De repente nos pegamos torcendo por Alessandro Romani, mesmo sabendo que ele dificilmente encontrará espaço para ser verdadeiramente feliz em uma sociedade que privilegia apenas a imagem do vencedor e o êxito financeiro. É um livro recomendado tanto pelo entretenimento que proporciona quanto pela reflexão que desperta sobre os reveses da vida, os amores perdidos e a persistência dos desejos, mesmo quando o tempo já não parece a nosso favor. Afinal, concordo com a reflexão de uma das personagens: "A juventude deveria ser como uma casa de praia a que a gente vai de vez em quando com a pessoa que só conheceu na meia-idade".

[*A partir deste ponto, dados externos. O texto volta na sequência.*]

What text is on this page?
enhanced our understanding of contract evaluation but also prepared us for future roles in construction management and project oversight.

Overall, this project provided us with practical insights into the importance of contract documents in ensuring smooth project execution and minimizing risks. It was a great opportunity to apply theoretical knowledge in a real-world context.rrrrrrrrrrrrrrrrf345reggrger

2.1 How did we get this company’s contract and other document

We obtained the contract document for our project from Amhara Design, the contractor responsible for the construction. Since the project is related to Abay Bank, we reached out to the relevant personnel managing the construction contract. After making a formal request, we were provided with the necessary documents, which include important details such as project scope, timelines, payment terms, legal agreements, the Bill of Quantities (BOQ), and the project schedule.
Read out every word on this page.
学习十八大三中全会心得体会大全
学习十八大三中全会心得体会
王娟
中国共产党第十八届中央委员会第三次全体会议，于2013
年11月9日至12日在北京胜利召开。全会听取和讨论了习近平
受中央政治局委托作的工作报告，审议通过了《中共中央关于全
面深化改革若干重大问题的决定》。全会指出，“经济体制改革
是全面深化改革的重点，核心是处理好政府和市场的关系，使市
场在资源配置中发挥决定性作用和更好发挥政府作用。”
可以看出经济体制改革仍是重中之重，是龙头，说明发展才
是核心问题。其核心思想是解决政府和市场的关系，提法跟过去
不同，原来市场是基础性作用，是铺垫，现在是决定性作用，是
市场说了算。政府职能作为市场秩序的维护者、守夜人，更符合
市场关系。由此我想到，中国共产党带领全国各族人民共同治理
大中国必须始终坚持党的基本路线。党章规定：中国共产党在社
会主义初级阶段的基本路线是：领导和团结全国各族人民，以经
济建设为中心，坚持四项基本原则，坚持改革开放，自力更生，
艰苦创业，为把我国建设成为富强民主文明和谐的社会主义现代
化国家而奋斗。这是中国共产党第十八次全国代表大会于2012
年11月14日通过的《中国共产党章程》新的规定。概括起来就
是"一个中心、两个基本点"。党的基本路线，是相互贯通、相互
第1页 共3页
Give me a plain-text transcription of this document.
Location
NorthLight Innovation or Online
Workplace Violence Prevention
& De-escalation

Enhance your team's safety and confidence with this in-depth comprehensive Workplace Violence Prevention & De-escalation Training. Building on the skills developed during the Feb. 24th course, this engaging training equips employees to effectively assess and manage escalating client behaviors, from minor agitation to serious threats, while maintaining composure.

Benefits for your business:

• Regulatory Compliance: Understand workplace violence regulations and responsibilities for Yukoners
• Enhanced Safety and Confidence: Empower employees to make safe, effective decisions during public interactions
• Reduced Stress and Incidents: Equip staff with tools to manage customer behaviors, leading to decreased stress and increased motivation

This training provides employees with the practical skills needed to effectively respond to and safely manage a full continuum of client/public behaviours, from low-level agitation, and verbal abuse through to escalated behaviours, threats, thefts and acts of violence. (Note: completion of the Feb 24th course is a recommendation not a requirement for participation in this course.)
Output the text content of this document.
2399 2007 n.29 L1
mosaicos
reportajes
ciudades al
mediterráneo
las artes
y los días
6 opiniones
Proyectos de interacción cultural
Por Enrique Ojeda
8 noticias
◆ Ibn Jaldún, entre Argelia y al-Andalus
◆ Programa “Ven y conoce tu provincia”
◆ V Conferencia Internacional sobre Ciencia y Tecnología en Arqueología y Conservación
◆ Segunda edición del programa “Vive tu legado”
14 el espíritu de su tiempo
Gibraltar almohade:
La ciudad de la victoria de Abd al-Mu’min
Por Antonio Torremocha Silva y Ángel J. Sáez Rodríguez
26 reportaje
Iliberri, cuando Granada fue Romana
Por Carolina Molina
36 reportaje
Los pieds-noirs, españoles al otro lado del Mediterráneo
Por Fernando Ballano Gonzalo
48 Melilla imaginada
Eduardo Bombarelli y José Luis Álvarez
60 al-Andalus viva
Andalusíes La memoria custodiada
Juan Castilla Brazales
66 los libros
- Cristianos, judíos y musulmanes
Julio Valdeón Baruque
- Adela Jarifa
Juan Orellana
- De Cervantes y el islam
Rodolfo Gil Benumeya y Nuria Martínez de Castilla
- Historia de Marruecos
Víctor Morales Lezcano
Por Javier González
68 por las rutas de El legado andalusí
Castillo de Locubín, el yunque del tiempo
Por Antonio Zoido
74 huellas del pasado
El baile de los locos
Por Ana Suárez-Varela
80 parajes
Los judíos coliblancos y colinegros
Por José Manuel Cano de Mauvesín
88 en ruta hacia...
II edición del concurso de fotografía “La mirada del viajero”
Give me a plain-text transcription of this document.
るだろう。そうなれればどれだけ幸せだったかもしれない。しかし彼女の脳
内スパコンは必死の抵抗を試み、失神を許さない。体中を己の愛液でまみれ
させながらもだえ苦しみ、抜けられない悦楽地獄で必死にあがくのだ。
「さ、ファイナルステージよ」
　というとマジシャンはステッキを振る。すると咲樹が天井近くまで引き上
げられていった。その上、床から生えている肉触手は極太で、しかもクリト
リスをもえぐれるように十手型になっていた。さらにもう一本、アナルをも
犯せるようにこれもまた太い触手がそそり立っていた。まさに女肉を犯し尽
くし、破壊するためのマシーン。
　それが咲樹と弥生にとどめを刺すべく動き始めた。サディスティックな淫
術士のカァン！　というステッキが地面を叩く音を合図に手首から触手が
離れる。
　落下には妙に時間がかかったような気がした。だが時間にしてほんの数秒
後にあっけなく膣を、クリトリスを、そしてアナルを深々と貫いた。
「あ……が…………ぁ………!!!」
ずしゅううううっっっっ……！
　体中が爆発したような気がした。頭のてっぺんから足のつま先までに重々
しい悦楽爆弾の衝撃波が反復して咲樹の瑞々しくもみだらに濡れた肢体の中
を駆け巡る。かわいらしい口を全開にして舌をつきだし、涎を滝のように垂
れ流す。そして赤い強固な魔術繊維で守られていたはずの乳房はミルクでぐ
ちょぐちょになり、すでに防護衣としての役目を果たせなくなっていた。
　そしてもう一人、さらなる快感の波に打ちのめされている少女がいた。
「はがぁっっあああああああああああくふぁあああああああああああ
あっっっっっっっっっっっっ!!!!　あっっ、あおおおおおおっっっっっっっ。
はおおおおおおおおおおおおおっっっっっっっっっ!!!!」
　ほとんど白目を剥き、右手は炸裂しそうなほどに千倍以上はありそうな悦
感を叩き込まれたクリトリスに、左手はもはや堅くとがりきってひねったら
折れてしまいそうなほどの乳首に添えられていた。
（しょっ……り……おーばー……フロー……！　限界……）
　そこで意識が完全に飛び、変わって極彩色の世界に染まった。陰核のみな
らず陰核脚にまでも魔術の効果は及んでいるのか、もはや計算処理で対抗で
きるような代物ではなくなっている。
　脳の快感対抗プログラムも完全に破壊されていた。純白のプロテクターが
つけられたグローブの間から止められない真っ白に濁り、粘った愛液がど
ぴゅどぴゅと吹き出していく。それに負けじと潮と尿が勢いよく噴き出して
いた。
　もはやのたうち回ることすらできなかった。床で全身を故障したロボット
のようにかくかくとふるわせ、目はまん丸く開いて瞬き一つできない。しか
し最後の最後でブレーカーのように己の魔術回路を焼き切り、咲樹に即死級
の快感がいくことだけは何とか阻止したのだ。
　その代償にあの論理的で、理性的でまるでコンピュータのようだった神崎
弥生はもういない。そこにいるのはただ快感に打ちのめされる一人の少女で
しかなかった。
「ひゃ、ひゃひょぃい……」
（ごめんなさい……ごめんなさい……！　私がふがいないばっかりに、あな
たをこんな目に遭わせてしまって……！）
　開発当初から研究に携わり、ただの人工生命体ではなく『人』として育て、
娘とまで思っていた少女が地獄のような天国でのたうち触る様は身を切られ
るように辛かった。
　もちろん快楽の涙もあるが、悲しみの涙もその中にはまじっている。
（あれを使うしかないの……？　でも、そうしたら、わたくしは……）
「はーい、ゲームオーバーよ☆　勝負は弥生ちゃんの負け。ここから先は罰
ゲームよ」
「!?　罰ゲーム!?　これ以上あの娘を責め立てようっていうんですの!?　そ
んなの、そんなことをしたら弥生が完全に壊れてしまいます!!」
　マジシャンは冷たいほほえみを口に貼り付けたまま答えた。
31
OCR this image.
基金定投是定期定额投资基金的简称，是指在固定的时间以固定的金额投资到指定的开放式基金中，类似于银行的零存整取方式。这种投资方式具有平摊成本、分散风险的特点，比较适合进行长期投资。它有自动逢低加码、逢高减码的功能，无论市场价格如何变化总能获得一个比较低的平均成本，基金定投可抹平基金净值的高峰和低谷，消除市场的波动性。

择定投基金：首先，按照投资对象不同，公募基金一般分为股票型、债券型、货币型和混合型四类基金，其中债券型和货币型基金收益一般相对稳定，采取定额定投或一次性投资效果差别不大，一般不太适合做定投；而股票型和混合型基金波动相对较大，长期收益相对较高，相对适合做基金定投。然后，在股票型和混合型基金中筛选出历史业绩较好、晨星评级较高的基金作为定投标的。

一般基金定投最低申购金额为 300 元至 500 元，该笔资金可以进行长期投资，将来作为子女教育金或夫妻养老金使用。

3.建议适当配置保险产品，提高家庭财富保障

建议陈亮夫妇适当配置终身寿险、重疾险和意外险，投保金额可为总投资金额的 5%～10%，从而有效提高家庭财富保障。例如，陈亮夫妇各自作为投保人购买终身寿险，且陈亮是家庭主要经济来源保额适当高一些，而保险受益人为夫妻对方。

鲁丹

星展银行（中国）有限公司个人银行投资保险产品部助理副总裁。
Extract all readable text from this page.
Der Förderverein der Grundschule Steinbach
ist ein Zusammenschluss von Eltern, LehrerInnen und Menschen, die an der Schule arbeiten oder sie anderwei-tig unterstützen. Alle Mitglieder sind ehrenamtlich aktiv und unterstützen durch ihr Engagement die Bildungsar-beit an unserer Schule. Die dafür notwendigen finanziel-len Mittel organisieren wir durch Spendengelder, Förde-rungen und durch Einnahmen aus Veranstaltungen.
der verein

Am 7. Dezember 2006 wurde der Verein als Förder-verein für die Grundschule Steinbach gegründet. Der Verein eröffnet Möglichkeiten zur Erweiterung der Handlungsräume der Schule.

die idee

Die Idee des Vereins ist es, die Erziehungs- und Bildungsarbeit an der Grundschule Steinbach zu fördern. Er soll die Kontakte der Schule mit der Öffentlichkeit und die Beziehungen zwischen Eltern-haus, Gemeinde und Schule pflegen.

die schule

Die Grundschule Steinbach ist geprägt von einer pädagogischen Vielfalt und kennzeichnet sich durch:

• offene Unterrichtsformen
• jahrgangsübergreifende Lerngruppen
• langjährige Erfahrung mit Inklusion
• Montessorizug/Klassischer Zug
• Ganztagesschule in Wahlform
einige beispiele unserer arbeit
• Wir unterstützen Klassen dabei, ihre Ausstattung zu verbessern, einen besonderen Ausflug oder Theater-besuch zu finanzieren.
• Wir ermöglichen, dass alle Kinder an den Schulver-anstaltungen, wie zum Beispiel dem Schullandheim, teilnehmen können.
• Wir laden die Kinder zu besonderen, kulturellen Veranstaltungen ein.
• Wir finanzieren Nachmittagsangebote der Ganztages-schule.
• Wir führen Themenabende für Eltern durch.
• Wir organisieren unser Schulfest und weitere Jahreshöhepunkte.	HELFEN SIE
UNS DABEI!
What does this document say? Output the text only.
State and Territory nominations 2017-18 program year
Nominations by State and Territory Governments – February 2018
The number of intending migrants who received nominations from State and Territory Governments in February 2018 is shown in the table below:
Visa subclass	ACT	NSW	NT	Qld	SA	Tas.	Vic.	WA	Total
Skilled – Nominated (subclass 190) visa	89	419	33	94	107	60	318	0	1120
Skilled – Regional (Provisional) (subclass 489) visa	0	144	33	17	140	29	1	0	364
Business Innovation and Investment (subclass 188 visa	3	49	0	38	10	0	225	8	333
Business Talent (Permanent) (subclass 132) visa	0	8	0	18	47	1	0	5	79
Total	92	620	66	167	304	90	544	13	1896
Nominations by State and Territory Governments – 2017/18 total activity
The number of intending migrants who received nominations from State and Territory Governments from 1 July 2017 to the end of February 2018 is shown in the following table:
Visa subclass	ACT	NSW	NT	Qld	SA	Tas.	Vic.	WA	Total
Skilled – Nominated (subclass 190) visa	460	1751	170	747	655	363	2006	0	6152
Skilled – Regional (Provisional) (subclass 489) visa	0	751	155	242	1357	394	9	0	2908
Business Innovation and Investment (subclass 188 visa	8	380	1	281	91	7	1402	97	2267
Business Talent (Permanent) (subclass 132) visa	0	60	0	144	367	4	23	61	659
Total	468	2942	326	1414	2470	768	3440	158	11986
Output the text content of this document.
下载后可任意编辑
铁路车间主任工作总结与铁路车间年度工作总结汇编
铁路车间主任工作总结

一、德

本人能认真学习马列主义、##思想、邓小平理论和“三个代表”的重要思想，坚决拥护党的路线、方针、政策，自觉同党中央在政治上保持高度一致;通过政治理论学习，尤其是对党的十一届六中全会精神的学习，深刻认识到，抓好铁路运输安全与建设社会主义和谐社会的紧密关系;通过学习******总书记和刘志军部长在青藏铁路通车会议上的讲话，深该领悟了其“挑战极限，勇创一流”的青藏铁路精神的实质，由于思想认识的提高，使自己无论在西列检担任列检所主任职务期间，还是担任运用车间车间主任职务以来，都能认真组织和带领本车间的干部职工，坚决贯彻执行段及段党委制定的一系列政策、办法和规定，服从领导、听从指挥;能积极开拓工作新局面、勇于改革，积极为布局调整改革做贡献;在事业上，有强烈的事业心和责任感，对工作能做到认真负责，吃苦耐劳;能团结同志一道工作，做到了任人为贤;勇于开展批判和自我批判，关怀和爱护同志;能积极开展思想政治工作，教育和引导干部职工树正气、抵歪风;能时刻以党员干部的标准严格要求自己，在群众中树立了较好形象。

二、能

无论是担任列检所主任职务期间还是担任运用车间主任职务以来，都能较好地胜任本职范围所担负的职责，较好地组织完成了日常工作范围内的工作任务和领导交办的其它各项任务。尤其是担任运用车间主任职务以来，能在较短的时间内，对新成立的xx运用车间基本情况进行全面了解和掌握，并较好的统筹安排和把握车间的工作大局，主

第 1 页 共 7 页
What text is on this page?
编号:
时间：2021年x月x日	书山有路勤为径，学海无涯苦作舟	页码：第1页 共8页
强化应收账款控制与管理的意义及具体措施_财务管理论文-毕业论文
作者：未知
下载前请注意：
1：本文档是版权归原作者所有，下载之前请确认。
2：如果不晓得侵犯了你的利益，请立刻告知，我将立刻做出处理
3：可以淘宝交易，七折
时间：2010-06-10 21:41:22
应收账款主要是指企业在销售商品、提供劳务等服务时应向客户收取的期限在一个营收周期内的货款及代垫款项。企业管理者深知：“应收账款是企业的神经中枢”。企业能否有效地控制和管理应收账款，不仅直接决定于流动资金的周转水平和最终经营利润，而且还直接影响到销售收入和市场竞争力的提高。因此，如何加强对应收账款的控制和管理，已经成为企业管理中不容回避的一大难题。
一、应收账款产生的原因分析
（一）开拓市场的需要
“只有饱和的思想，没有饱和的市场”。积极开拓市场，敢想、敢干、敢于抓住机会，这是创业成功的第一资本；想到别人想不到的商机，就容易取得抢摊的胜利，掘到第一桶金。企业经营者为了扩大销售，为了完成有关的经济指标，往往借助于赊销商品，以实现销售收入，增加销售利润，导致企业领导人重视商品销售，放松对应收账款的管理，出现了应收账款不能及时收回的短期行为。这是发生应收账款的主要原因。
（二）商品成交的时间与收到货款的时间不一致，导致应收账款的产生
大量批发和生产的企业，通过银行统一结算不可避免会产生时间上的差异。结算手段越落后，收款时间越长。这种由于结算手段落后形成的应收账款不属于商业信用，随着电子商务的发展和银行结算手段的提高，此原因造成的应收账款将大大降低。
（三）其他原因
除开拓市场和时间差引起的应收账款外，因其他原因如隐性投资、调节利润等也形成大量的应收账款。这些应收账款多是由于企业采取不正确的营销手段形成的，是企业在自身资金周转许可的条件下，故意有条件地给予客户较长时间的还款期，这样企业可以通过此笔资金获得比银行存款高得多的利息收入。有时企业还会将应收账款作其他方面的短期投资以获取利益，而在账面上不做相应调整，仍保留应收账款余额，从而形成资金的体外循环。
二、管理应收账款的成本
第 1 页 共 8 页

"Se Deus realmente existe, deve ter sido ele quem me levou até em casa, e mais: quem me ajudou a subir os três andares. Entrei e nem acendi a luz, desabando no sofá feito um pugilista que vai a nocaute. 'Que vergonha, Alessandro Romani! Dirigir bêbado e vomitar no meio da rua', reconheci dentro da pouca consciência que me restava. Não sei quanto tempo depois, me levantei. Fui até a cozinha e bebi um litro d'água. Desabei de novo, agora por ali mesmo, em um canto, encostado à geladeira. Não sei se sonhei, mas comecei a ver Renata no fogão preparando o lanche de sábado, perguntando se eu havia posto vinho para gelar. Da sala, vinham as vozes dos personagens dos desenhos animados. Uma das meninas passou pelo corredor, reclamando de uma das irmãs. Parecia tudo tão real, como real era a culpa desesperada que me assaltou de repente, gritando que eu havia posto minha vida pela janela. Encolhi-me no canto, pensei nos meus pais. Perguntei, chorando, por que estavam me faltando justamente no momento mais difícil da merda da minha existência. Não consegui saber se foi mesmo sonho ou delírio de bêbado, só sei que acordei com o dia já claro, a cabeça sendo dinamitada e um vazio no estômago que era a extensão do vazio da própria vida." (199)

Sobre o autor: André Giusti nasceu na cidade do Rio de Janeiro e mora em Brasília desde o final dos anos 90. Tem dez livros publicados entre contos, crônicas e poemas. O mais recente é As filhas moravam com ele (Caos & Letras, 2023), semifinalista do Prêmio Oceanos 2024. É jornalista com 36 anos de experiência. Já foi repórter, apresentador e chefe de redação no Sistema Globo de Rádio e no Grupo Bandeirantes de Comunicação. Só vale a pena se houver encanto é seu primeiro romance.